A post today by Kevin Drum reminded me of an issue that arose in the media a few months back that I've meant to address. Some economists (I gather mainly conservative ones) argue that focusing on income inequality is misguided. Thus, according to Michael Cox and Richard Alm some months back:
"Looking at a far more direct measure of American families’ economic status — household consumption — indicates that the gap between rich and poor is far less than most assume, and that the abstract, income-based way in which we measure the so-called poverty rate no longer applies to our society."
Given the view I've expressed elsewhere (even if with qualifications and reservations) that a consumption tax is superior to an income tax, not just on efficiency grounds but also as a distributional measure of relative wellbeing, why wouldn't I agree with this?
In a word, because it's wrong, and wrong in a way that is consistent with viewing the consumption tax (if suitably progressive) as the superior instrument.
The case for a consumption tax is NOT that this year's consumption provides a better measure of one's wellbeing than this year's income or wealth.
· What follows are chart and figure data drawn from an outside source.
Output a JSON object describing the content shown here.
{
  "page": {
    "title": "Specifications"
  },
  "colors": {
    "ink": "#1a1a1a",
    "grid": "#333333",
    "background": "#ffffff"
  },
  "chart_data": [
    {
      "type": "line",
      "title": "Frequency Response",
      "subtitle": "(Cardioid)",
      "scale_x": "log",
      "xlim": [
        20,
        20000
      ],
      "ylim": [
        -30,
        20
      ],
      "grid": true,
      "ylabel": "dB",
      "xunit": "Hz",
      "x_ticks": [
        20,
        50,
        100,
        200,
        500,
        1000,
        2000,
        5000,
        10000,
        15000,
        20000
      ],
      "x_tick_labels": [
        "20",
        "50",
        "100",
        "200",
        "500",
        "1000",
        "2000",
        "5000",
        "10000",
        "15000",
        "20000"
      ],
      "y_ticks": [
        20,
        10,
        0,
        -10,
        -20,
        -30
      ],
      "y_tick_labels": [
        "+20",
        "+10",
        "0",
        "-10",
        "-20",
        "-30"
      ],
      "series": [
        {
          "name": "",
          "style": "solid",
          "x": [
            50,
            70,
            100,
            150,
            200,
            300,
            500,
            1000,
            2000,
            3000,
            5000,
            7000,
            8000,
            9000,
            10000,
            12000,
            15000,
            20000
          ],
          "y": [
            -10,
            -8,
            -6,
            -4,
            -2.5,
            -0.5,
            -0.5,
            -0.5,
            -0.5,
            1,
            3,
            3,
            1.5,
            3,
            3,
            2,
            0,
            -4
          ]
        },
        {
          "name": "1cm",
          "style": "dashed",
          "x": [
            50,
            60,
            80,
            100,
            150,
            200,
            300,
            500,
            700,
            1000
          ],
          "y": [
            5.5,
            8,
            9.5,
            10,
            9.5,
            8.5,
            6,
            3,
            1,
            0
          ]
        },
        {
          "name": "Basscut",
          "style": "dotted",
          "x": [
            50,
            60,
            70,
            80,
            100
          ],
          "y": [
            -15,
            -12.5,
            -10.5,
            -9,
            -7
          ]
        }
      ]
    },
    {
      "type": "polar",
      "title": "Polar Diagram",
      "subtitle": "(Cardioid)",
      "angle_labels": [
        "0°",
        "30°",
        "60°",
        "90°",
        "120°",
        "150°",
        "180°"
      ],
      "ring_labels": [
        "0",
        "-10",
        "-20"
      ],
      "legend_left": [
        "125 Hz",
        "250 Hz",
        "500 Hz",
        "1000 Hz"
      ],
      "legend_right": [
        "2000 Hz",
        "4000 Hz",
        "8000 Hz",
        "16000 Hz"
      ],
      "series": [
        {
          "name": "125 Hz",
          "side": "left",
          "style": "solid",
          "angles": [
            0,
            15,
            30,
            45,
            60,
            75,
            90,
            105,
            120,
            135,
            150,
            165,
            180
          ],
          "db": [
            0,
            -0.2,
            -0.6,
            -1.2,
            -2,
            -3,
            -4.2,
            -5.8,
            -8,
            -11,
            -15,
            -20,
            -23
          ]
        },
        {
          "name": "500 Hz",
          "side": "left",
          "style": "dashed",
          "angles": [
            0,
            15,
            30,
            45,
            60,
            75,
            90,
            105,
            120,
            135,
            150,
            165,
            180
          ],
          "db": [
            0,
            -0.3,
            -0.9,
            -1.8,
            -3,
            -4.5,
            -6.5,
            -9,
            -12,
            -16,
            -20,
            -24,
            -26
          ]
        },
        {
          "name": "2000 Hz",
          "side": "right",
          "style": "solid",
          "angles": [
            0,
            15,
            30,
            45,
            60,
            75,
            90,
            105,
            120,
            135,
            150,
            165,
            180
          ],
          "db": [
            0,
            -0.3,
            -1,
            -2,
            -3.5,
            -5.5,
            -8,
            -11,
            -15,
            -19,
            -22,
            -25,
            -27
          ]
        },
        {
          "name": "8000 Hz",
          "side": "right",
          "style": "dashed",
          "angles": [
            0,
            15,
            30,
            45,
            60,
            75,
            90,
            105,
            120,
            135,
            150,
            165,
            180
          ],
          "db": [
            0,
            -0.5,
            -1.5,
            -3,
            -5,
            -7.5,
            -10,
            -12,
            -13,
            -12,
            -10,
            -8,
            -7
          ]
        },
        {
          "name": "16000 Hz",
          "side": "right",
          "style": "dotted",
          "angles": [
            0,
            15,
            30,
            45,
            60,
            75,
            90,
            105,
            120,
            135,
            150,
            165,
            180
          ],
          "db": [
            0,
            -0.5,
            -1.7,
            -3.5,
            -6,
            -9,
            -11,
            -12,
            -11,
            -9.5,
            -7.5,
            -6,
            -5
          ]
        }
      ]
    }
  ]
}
Much the contrary. What makes the consumption tax potentially an appealing instrument for measuring relative wellbeing is that it is neutral between present and future consumption. Hence, it is a wealth tax in the sense that the present value of the tax one would pay if one consumed all of one's wealth immediately is not reduced by deferring some of the consumption to future years (or even indefinitely).
So if we have a 40% consumption tax that will be in place forever and I earn $1 million this year but consume only $100,000, then, while I pay only $40,000 of tax this year, the increase in the present value of my long-term tax liability is indeed $400,000.
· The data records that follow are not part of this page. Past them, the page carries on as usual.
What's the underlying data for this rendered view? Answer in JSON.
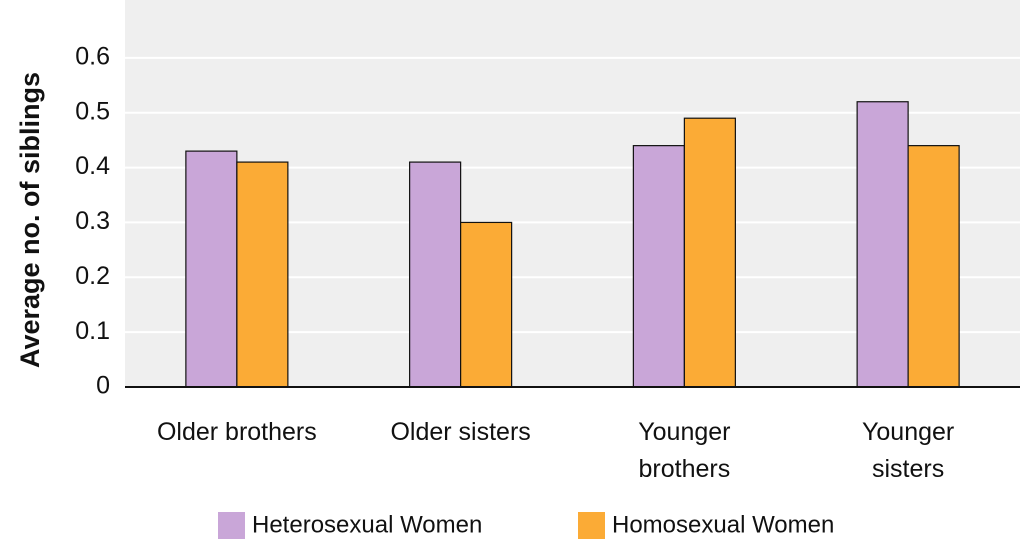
{
  "chart_data": {
    "type": "bar",
    "y_label": "Average no. of siblings",
    "categories": [
      "Older brothers",
      "Older sisters",
      "Younger\nbrothers",
      "Younger\nsisters"
    ],
    "series": [
      {
        "name": "Heterosexual Women",
        "color": "#c9a6d8",
        "values": [
          0.43,
          0.41,
          0.44,
          0.52
        ]
      },
      {
        "name": "Homosexual Women",
        "color": "#fbab36",
        "values": [
          0.41,
          0.3,
          0.49,
          0.44
        ]
      }
    ],
    "ylim": [
      0,
      0.7
    ],
    "yticks": [
      0,
      0.1,
      0.2,
      0.3,
      0.4,
      0.5,
      0.6
    ],
    "grid": true
  }
}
So a consumption tax gets it right (if one accepts this line of argument) not because current consumption is the metric of interest, but because of how the tax unfolds in imposing liability over time.
If wealth-holding gets more uneven but current consumption doesn't, the society has indeed grown more unequal. People's opportunity sets or budget lines have diverged. A consumption tax would automatically adjust for this, but using annual consumption as one's measure of inequality gets it wrong.